Под шумок я добавил механизм, который позволит подданным совершенно законно собраться на заранее согласованный митинг и поговорить о наболевшем — за образец взял свою реальность. Из нее же решил позаимствовать механизм иностранных агентов — пока на этапе ранней проработки, сложно все нюансы этих времен учесть. Не тороплюсь — не сильно-то и нужен, просто считаю правильным показывать подданным, за чей счет и в чьих интересах ему что-то рассказывают.
В дверь постучали, сидящий за секретарским столом Остап разрешил войти. Повернувшись, я увидел Сергея Андреевича Антонова — усатый (у меня уже почти весь личный аппарат с усами и без бород и бакенбардов ходит, под меня косят) тридцатипятилетний статский советник в пенсне. Глава пока небольшого, но уже очень полезного нового органа — Всероссийского центра изучения общественного мнения. Прибыл с приятно-толстой папочкой, хранящей результаты свежих соцопросов, проведенных в Пермской губернии — третья по счету всего, мало специалистов, но рано или поздно организуем местные филиалы везде.
Хуже всего с народной поддержкой у меня там, где этого допускать нельзя — среди крестьянства. Соцопросы показывают страшное — лишь один из пятнадцати «середняков» с оптимизмом смотрит в будущее и доверяет центральной власти.
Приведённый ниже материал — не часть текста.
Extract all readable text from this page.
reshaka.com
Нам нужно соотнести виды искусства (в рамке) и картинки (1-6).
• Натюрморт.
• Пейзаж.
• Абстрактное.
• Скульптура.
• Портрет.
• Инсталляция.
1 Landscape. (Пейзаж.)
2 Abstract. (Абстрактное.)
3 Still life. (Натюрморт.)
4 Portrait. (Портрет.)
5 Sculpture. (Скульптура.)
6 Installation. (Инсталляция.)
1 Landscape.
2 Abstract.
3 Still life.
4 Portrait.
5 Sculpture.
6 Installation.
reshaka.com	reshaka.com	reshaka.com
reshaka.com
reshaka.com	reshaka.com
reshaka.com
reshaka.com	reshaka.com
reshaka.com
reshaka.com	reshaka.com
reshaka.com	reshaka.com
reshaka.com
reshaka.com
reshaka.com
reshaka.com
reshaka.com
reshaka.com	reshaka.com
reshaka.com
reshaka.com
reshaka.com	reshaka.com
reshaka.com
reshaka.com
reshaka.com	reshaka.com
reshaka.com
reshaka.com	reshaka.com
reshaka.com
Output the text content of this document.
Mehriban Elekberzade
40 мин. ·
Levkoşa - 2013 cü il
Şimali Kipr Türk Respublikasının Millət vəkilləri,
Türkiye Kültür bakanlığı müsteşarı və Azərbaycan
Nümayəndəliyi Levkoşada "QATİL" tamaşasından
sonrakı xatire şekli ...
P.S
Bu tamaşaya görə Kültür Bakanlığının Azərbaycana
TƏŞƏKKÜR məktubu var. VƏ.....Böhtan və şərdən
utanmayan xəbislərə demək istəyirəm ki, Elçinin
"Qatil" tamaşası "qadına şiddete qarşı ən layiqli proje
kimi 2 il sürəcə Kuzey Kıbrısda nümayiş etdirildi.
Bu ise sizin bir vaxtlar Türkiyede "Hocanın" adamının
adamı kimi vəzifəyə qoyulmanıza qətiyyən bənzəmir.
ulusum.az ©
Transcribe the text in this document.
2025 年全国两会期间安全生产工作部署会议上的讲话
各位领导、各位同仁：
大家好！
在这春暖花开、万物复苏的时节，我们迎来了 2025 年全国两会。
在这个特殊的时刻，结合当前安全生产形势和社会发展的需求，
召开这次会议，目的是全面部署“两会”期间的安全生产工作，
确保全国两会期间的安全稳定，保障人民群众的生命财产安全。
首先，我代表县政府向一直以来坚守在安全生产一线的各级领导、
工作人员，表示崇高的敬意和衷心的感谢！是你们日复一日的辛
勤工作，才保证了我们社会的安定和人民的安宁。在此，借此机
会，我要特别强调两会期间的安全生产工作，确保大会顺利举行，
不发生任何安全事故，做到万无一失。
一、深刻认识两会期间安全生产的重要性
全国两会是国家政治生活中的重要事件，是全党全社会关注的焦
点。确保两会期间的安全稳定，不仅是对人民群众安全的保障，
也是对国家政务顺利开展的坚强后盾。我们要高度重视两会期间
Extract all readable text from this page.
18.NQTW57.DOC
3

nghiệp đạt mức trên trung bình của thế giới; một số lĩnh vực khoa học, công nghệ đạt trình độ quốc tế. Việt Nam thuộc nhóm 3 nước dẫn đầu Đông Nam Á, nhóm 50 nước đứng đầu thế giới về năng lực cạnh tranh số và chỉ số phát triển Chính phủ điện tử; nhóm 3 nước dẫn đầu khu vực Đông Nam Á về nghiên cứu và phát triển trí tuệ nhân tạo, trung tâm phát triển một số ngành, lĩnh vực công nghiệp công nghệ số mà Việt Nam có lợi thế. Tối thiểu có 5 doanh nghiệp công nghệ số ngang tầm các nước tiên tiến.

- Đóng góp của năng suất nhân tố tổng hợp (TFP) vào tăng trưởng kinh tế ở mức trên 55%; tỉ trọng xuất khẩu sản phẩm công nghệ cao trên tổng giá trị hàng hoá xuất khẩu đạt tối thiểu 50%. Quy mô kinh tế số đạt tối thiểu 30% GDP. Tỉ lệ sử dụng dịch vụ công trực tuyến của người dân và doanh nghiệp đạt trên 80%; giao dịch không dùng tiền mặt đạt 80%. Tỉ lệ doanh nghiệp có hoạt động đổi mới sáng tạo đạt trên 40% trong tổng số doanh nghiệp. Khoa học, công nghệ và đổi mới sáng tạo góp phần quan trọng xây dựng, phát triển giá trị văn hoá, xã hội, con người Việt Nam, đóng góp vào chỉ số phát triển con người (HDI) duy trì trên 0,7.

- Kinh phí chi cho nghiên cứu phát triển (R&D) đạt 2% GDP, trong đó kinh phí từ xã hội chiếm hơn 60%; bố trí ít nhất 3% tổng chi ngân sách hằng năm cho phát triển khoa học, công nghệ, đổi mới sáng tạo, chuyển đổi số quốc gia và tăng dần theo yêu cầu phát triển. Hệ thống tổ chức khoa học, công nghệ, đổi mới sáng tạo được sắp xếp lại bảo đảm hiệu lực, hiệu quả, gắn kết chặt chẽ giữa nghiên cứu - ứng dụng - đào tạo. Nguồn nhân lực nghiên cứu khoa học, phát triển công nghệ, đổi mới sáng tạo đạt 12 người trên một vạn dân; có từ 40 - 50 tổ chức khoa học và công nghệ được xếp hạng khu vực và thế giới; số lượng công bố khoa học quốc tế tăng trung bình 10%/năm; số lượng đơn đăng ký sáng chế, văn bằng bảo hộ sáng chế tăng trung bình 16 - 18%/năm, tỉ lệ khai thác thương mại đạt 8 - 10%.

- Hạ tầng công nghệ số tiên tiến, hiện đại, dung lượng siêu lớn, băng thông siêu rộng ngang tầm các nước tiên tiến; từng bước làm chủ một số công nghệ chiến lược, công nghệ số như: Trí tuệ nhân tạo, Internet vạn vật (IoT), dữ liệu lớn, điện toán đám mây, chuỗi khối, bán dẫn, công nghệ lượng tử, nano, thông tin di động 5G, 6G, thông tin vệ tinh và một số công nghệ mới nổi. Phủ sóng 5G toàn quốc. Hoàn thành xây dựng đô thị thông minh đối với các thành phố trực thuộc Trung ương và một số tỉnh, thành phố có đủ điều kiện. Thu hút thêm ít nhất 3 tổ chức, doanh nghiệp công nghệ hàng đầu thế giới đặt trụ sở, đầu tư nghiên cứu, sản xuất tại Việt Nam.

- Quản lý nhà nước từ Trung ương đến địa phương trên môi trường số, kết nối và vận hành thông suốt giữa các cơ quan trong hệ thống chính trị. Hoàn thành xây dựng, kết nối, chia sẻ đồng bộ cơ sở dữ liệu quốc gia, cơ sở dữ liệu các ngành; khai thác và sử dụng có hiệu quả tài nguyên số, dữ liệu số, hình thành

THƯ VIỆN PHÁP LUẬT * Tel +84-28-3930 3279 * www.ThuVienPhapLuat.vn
Понять мужиков настолько можно, что хоть вериги надевай и иди в лесной скит, оплакивать многовековую боль русского крестьянина — столетиями царь-батюшка вытирал о податное население сапоги и выжимал все соки. Его тоже понять можно — крестьяне далеко, а табакерка — прямо вот она. Хорошо, что мне не надо отменять крепостное право — пришлось бы натурально в крови аристократию топить, потому что там либо я, либо они.
Узнать о том, что крестьянин думает о мире и своем в нем месте на самом деле, задача архисложная — столетиями впитанная аксиома о том, что государев человек с тобой за неосторожное слово может что угодно сделать накрепко засела в головах землепашцев. Первые сборы статистики из-за этого годятся только на растопку или самокрутки.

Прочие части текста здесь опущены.